The Oliver Bronson House in Hudson, N.Y., features elements from renowned architect Alexander Jackson Davis (1803-1892). The home serves as the earliest extant example of the Hudson River “Bracketed” architectural mode (for which Edith Wharton titled her 1929 novel). And it sits in the middle of a viewshed that gave birth to the Hudson River School of American landscape painters.
So it comes as no surprise that plans to build a 5-megawatt solar panel installation just a few hundred yards from the home raised concerns at Historic Hudson, the nonprofit that is restoring the Bronson House and working to establish a park around it.
How that solar farm came to be is a tale of collaborative negotiations between Historic Hudson, Scenic Hudson and East Light Partners, the firm behind the solar farm.
Historic Hudson President Alan Neumann calls it “just a lovely success story of how a smart developer can work with not-for-profit organizations that oversee the cultural landscape and natural landscape at a sensitive site.”
But that success was not a given.
The tale begins in 1838, when Dr. Oliver Bronson, a physician and educator whose father was a successful banker and real estate speculator, acquired the three-story Federal style house that had once been home to Samuel Plumb, a ropemaker from Nantucket.
Bronson wanted to enhance the house and turned to someone he no doubt knew — Davis, the architect, whose primary patron happened to be Bronson’s brother-in-law. Davis is perhaps best known as the designer of the Custom House in New York City; Lyndhurst, the former Jay Gould estate, in Tarrytown, N.Y.; and Blithewood in Annandale-On-Hudson.
Davis oversaw alterations and additions in 1838 and again in 1849 that connected the house and associated outbuildings directly to the surrounding landscape, a hallmark of the Picturesque style. The term “bracketed” refers to the ornamental wooden brackets that were added to extended overhangs and balconies.
A century later, all of that was virtually forgotten. The site became part of a state-run reformatory facility for girls, which in turn became what is now the Hudson Correctional Facility for men. The house served as a home for the institutions’ administrators. When the state no longer had a use for it, it was scheduled for demolition.

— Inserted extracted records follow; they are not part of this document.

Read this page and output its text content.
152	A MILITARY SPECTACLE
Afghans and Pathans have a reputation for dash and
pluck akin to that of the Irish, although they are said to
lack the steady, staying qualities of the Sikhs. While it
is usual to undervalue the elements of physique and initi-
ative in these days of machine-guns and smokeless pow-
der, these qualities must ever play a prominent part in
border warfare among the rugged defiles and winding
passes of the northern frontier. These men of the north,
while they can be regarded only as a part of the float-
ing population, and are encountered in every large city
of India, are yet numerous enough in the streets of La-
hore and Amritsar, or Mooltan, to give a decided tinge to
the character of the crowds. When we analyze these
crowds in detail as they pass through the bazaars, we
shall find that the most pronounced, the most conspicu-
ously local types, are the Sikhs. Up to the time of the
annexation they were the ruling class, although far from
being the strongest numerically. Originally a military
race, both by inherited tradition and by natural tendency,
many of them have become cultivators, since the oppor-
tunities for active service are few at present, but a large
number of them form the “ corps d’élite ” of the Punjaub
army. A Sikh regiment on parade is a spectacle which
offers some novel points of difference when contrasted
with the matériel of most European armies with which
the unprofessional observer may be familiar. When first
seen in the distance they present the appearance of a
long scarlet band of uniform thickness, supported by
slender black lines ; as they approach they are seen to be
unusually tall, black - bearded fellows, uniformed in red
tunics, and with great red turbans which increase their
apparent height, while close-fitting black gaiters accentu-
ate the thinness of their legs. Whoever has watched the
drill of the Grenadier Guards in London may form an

The house was saved, Neumann says, when Richard Jenrette, a founder of the investment bank Donaldson, Lufkin & Jenrette, personally intervened to have the home listed on the National Register of Historic Places in 1973. It was designated a National Historic Landmark in 2003. Fans of the Jason Bourne film franchise might remember the house from the rescue scene at the end of the 2012 installment, “The Bourne Legacy.”

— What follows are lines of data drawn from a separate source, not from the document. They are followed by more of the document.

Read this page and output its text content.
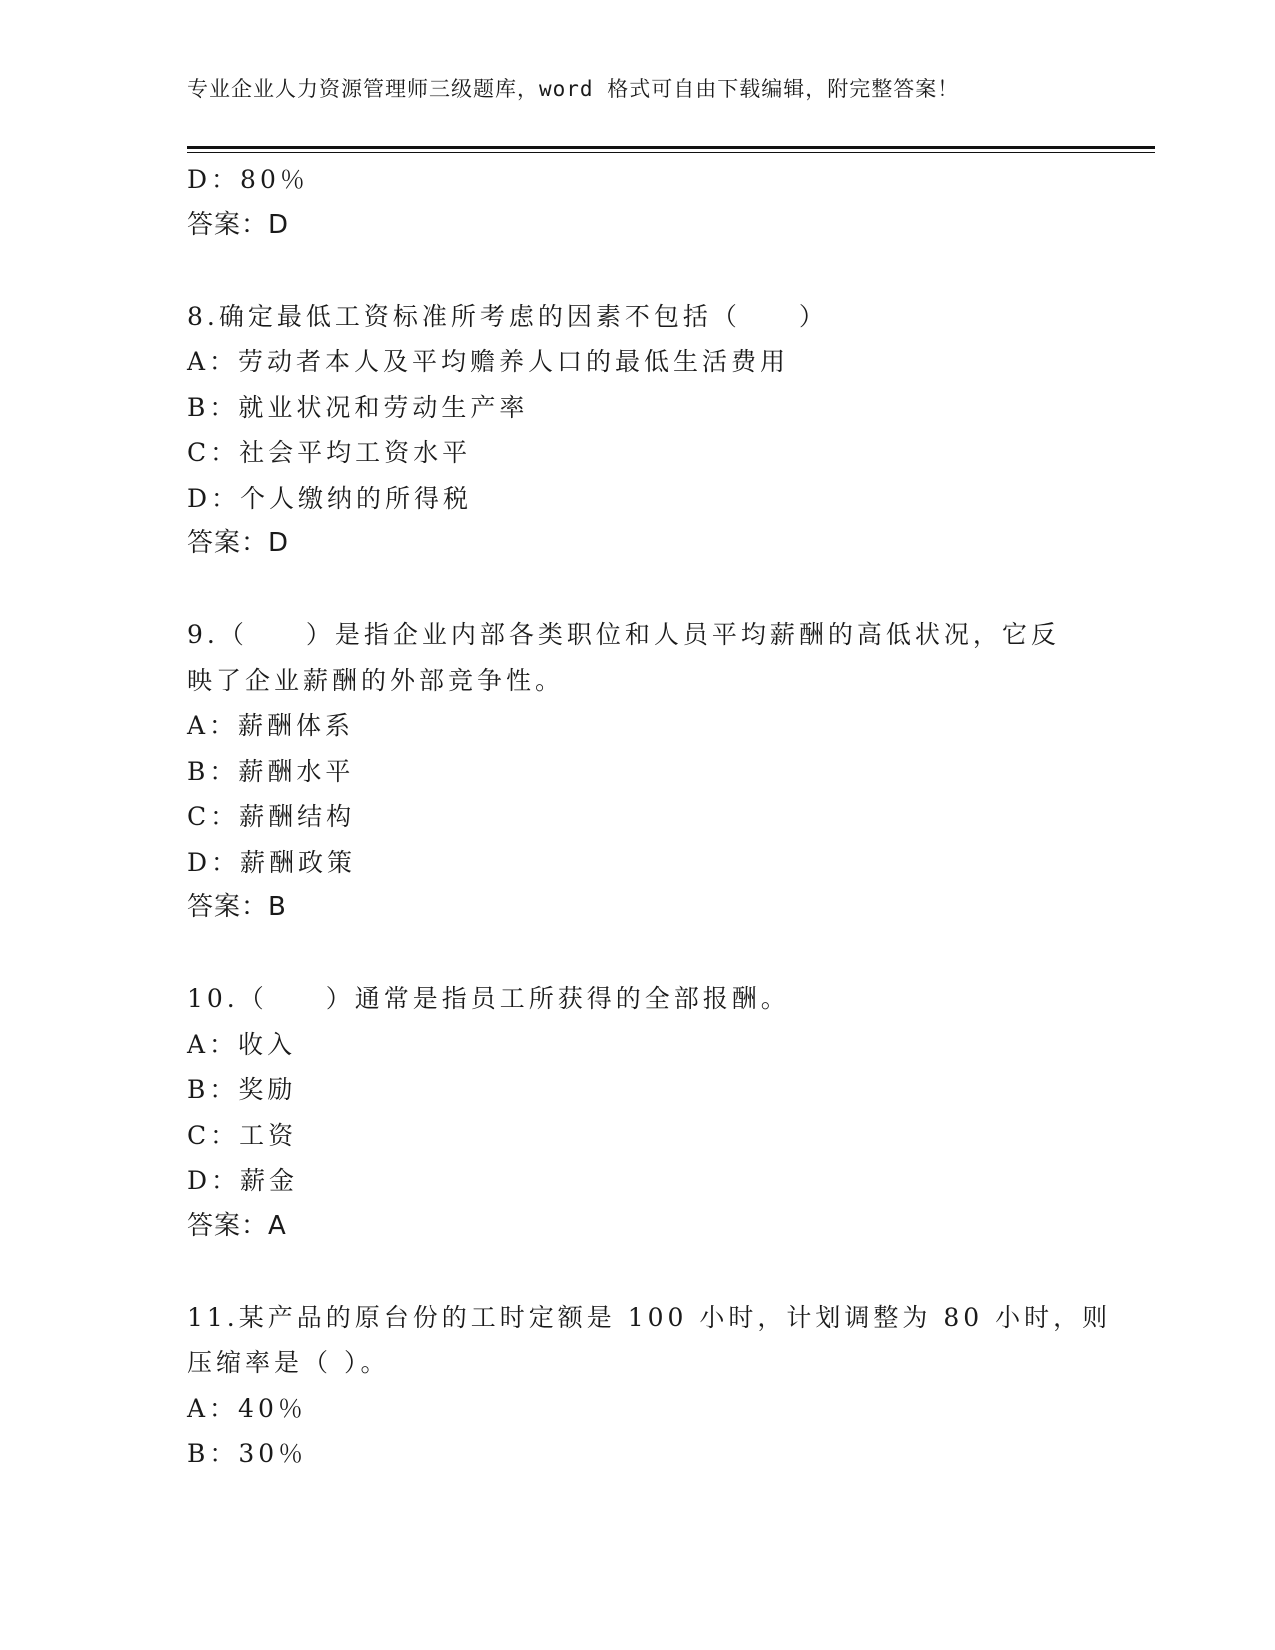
专业企业人力资源管理师三级题库，word 格式可自由下载编辑，附完整答案！
D：80％
答案：D
8.确定最低工资标准所考虑的因素不包括（　　）
A：劳动者本人及平均赡养人口的最低生活费用
B：就业状况和劳动生产率
C：社会平均工资水平
D：个人缴纳的所得税
答案：D
9.（　　）是指企业内部各类职位和人员平均薪酬的高低状况，它反
映了企业薪酬的外部竞争性。
A：薪酬体系
B：薪酬水平
C：薪酬结构
D：薪酬政策
答案：B
10.（　　）通常是指员工所获得的全部报酬。
A：收入
B：奖励
C：工资
D：薪金
答案：A
11.某产品的原台份的工时定额是 100 小时，计划调整为 80 小时，则
压缩率是（ ）。
A：40％
B：30％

In more recent years, Historic Hudson obtained a lease from the state for the house and 1.2 acres surrounding the structure. Though the house is not open to the public, the nonprofit has overseen $1.5 million in stabilization repairs and has been negotiating with the state to turn the larger surrounding grounds into a park, according to Neumann.
Not far from the house, just over the Hudson city line in the Town of Greenport, was a hayfield that East Light Partners saw as a perfect site for a community solar project.

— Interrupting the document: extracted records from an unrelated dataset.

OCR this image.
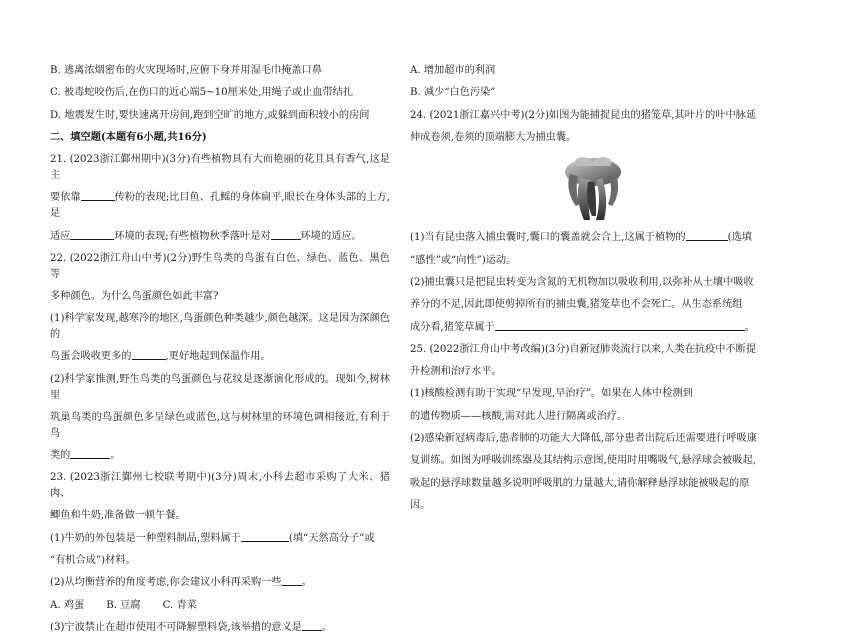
B. 逃离浓烟密布的火灾现场时,应俯下身并用湿毛巾掩盖口鼻

C. 被毒蛇咬伤后,在伤口的近心端5~10厘米处,用绳子或止血带结扎

D. 地震发生时,要快速离开房间,跑到空旷的地方,或躲到面积较小的房间

二、填空题(本题有6小题,共16分)

21. (2023浙江鄞州期中)(3分)有些植物具有大而艳丽的花且具有香气,这是主

要依靠	传粉的表现;比目鱼、孔鳐的身体扁平,眼长在身体头部的上方,是

适应	环境的表现;有些植物秋季落叶是对	环境的适应。

22. (2022浙江舟山中考)(2分)野生鸟类的鸟蛋有白色、绿色、蓝色、黑色等

多种颜色。为什么鸟蛋颜色如此丰富?

(1)科学家发现,越寒冷的地区,鸟蛋颜色种类越少,颜色越深。这是因为深颜色的

鸟蛋会吸收更多的	,更好地起到保温作用。

(2)科学家推测,野生鸟类的鸟蛋颜色与花纹是逐渐演化形成的。现如今,树林里

筑巢鸟类的鸟蛋颜色多呈绿色或蓝色,这与树林里的环境色调相接近,有利于鸟

类的	。

23. (2023浙江鄞州七校联考期中)(3分)周末,小科去超市采购了大米、猪肉、

鲫鱼和牛奶,准备做一顿午餐。

(1)牛奶的外包装是一种塑料制品,塑料属于	(填“天然高分子”或

“有机合成”)材料。

(2)从均衡营养的角度考虑,你会建议小科再采购一些 。

A. 鸡蛋 B. 豆腐 C. 青菜

(3)宁波禁止在超市使用不可降解塑料袋,该举措的意义是 。

A. 增加超市的利润

B. 减少“白色污染”

24. (2021浙江嘉兴中考)(2分)如图为能捕捉昆虫的猪笼草,其叶片的叶中脉延

伸成卷须,卷须的顶端膨大为捕虫囊。

(1)当有昆虫落入捕虫囊时,囊口的囊盖就会合上,这属于植物的	(选填

“感性”或“向性”)运动。

(2)捕虫囊只是把昆虫转变为含氮的无机物加以吸收利用,以弥补从土壤中吸收

养分的不足,因此即使剪掉所有的捕虫囊,猪笼草也不会死亡。从生态系统组

成分看,猪笼草属于	。

25. (2022浙江舟山中考改编)(3分)自新冠肺炎流行以来,人类在抗疫中不断提

升检测和治疗水平。

(1)核酸检测有助于实现“早发现,早治疗”。如果在人体中检测到

的遗传物质——核酸,需对此人进行隔离或治疗。

(2)感染新冠病毒后,患者肺的功能大大降低,部分患者出院后还需要进行呼吸康

复训练。如图为呼吸训练器及其结构示意图,使用时用嘴吸气,悬浮球会被吸起,

吸起的悬浮球数量越多说明呼吸肌的力量越大,请你解释悬浮球能被吸起的原

因。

“It was commercially zoned and had been sitting idle,” says East Light Partners Cofounder Wendy De Wolf.
The company entered an agreement to purchase the site in 2018 and began planning the solar farm. Scenic Hudson later acquired the portion of the property that ELP was not purchasing, mostly woodlands and a stream corridor. Scenic Hudson hopes to work with the community to eventually build a walking trail to connect Hudson to this forested land
Neumann said he became aware of the project after East Light Partners presented its plan to local government officials. The plan initially called for solar panels to be placed within direct view of Bronson House, clashing with Davis’s picturesque legacy.
Neumann wasn’t a fan of the initial plan.
Instead, the solar developers worked with Historic Hudson and Scenic Hudson to revise their site plan. East Light Partners embraced Scenic Hudson’s Clean Energy, Green Communities guide to siting renewable energy projects. Renderings were created to determine the visual impact of different layouts. With input from Scenic Hudson and Historic Hudson, East Light Partners reconfigured its plan so that there were no panels on the portion of the site nearest to and most easily visible from Bronson House. Additional plans call for interpretive signage — highlighting solar energy, conservation and the compatibility of the two — to be placed along the future Scenic Hudson trail.
Now supported by the two nonprofits, the revised plan received the necessary approvals and went live in the fall of 2019.
“We are all about trying to site good projects and doing it in a way that responds to the community,” De Wolf says.
Hayley Carlock, Scenic Hudson’s environmental advocacy director, said the collaborative effort brought together the full spectrum of Scenic Hudson’s skillsets and services, from land conservation and legal work to advocacy and scientific expertise. She says, “That is part of what makes Scenic Hudson so effective in what we do.”
Says Neumann: “We couldn’t be happier.”